In the Finance Bill 2009, nearly 9 billion INR (approx. $189 million) has been allocated to spending on higher education. This is a 36% hike on spending for higher education over the previous financial year. Let’s first look at the actual provisions of the budget. All information below has been taken from the official budget site (PDF link) of the Government of India.
- Student loans for the economically weaker sections of society: Full interest subsidy for the moratorium period for loans taken from scheduled banks to study any approved course in any recognized institution in India. This basically translates as an exemption from payment of interest for any loan taken, until one year (usually) after the end of studies. In other words, if I take a loan for pursuing an MBA degree, I don’t pay it back until I get a job, or for one year after the end of my studies (whichever is earlier.)
- INR 900 crores (INR 9 billion) for education and INR 495 crores (4.9 billion) to set up and upgrade polytechnics.
- About 9 billion to set-up Central Universities in states that don’t have any.
- About 20 billion for IITs and NITs of which 4.5 billion is for setting up of new IITs and NITs.
That’s the only information we have about proposed budgetary spending for education in India. This table (PDF link) details the total expenditure by department/ministry. Here is the summary of the department relevant to this post.
As you can see, total expenditure on school education and literacy is around 20,000 crores (200 billion), in 2007-08. It increased to about 260 billion in 2008-09. Total planned expenditure for 2009-10 is around 290 billion. In comparison, spending on higher education has gone up from 62 billion in 2007-08 to around 159 billion in 2009-10. In other words, there has been a 130% increase in total spending on higher education over the last 3 years, compared to a mere 40% for school education and literacy.
Now, there seems to be a basic problem in this spending pattern. Although, in absolute terms, spending on primary education exceeds spending on higher education, it still works out to very less. Consider this, in 2001, roughly 35 percent of India’s billion-strong population was less than 15 years of age. (Source) This is the section of the population that is concerned with primary education. The total number of persons concerned is thus about 350 million. A total expenditure of about 30 billion for 350 million persons is about 85 rupees per person. This amount is negligible by almost all standards. Considering the abnormally high drop-out rates in India, the challenge of achieving total literacy is even higher.
Now, it’s not as if spending on higher education must be cut. However, it is important to remember that primary education is the stepping stone to progress. Unless children go to school and get educated, spending on higher education will be meaningless. Also, subsidizing higher education makes no sense to me. Giving fee concessions for students in universities does not solve the problem. This is especially true with the IITs and NITs. Making credit freely available and encouraging banks to check only the capacity of the student to get a job and pay the money back will go a long way in getting students from underprivileged families into college. It is not important to give free education. It is more important to impart quality education, especially in the tertiary education sector.

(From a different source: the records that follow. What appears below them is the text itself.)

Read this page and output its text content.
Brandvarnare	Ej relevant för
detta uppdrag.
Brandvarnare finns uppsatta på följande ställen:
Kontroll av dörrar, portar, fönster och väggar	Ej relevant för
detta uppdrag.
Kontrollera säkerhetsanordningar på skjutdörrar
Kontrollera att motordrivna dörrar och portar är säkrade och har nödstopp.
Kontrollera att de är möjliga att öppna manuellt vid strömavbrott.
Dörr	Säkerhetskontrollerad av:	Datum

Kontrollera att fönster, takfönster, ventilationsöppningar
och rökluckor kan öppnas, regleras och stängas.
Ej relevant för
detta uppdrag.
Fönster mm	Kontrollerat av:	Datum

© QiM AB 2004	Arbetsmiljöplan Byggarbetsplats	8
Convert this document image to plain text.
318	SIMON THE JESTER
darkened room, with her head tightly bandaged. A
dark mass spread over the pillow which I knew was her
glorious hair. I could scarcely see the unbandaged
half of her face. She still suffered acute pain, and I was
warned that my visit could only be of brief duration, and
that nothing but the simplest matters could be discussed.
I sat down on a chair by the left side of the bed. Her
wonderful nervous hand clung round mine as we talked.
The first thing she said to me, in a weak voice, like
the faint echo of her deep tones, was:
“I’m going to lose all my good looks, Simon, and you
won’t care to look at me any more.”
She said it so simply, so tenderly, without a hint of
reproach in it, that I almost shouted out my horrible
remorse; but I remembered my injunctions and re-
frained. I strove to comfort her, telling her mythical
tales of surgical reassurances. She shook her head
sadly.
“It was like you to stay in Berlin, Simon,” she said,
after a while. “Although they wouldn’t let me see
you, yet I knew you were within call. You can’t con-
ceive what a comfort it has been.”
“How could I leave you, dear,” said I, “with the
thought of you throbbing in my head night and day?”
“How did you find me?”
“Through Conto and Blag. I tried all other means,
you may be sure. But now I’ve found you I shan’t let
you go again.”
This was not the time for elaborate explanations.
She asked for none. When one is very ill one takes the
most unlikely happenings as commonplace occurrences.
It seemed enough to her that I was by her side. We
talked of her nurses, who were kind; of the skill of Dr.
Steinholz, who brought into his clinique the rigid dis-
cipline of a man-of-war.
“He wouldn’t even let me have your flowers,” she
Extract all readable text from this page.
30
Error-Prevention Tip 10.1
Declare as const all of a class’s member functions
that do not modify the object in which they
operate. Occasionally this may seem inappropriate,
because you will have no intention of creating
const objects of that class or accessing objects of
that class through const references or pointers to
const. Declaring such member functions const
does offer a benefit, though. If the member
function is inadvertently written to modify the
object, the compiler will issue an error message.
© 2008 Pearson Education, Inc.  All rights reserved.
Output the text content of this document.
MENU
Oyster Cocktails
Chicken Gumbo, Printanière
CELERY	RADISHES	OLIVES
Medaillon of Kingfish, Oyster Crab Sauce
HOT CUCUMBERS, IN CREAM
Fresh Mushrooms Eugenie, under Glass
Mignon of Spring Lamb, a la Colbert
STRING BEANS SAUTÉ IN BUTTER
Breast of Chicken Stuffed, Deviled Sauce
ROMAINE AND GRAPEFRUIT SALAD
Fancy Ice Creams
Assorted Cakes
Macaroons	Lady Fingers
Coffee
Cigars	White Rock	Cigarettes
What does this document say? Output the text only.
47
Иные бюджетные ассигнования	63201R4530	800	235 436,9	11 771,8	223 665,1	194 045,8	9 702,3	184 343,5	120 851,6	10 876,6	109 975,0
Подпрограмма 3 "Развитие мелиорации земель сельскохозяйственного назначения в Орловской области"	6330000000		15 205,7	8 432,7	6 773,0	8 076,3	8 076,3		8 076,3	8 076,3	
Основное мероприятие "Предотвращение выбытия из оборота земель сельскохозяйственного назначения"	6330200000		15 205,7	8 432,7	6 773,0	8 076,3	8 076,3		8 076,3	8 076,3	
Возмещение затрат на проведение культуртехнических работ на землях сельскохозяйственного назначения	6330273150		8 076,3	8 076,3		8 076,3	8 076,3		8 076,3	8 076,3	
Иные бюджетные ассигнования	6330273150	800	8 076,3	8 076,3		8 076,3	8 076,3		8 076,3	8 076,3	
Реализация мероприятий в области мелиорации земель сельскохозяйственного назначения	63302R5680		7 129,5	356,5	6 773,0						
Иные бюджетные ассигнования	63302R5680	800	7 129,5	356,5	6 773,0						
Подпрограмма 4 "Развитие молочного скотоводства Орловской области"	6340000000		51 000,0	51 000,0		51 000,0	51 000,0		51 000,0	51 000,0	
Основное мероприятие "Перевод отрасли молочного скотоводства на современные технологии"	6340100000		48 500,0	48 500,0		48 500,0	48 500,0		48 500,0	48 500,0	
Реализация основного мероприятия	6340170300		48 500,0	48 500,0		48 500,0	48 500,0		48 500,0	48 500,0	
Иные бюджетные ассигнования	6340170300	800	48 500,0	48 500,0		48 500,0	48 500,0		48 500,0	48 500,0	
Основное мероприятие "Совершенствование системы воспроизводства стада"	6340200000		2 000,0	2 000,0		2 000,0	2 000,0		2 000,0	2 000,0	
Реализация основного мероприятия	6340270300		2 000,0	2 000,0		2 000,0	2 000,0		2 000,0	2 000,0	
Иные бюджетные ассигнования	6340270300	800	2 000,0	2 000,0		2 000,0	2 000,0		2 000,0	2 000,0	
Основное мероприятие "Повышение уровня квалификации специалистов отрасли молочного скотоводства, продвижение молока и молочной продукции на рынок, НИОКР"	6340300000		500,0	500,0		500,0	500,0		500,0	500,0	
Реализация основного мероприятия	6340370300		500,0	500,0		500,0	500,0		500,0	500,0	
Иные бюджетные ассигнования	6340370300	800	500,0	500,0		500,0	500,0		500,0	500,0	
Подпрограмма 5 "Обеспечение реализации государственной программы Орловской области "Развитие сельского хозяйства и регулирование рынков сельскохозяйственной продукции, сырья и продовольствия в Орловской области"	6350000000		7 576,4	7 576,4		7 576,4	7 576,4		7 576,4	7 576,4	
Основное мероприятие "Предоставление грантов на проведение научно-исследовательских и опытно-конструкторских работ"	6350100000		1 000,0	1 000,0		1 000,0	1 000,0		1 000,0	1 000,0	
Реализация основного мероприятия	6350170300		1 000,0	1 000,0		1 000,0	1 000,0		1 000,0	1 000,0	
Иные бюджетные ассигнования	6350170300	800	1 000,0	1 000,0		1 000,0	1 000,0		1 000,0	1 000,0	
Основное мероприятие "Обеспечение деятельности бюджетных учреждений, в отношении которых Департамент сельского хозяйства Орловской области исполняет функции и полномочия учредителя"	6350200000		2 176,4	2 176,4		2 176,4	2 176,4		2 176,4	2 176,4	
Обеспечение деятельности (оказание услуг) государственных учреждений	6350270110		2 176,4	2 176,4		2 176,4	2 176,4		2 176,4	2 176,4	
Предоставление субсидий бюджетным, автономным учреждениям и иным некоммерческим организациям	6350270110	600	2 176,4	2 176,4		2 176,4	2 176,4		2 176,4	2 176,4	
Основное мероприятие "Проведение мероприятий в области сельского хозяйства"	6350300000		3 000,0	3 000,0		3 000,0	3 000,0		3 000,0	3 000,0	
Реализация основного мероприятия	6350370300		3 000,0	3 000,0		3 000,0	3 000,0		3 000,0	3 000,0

Facilitating access to centres of excellence in higher education, especially for economically backward sections of society can be done simply by removing the financial hurdles that exist today. The IITs are a case in point. It is extremely difficult to gain access to any of the IITs. The creation of new IITs and NITs will only solve this problem to a certain extent. It is more important to ensure that the existing IITs and NITs do not lose their relevance and quality in the endeavour to create new ones. In other words, an increase in the number of such institutions must not compromise quality. To ensure this, spending on upgradation and maintenance of infrastructure is essential. What is neither required nor advisable is subsidising the tuition fee, or lowering the entry barrier by relaxing the norms for reserved categories.
Much can be done for higher education within the existing framework. Primary education, on the other hand, requires a complete overhaul. The National Literacy Missions don’t seem to be working too well. The school dropout rates are still alarmingly high, and show no signs of dropping. Female literacy is abysmal, especially in rural areas and in the BIMARU states. Correcting these anomalies require, not just money, but also political will. Sadly, for our government, it seems to be taking a back seat. Catering to the IT and ITeS sectors seem to take priority, with the government going out of its way to provide engineering education and training at the cost of basic literacy programmes.
The need of the hour is to address basic concerns regarding primary education. Ensuring that primary schools exist and function in rural areas (at least one in every village) is essential. Even the one-room schools that do exist suffer from lack of amenities and even teachers. Providing of drinking water, sanitation and a comfortable learning environment will also greatly help. Of these, sanitation is especially important if we want to keep girls in schools at least until they are 14. Many girls drop out of schools due to the complete absence of toilets in the schools. The noon-meal scheme that worked so well in some Indian states needs to be properly implemented, ensuring that the children get a nutritious and well-cooked meal, at least once a day. These measures are already in place. It just requires budgetary allocation, and more importantly, political will to function properly. Whether it will actually happen is the million-dollar question.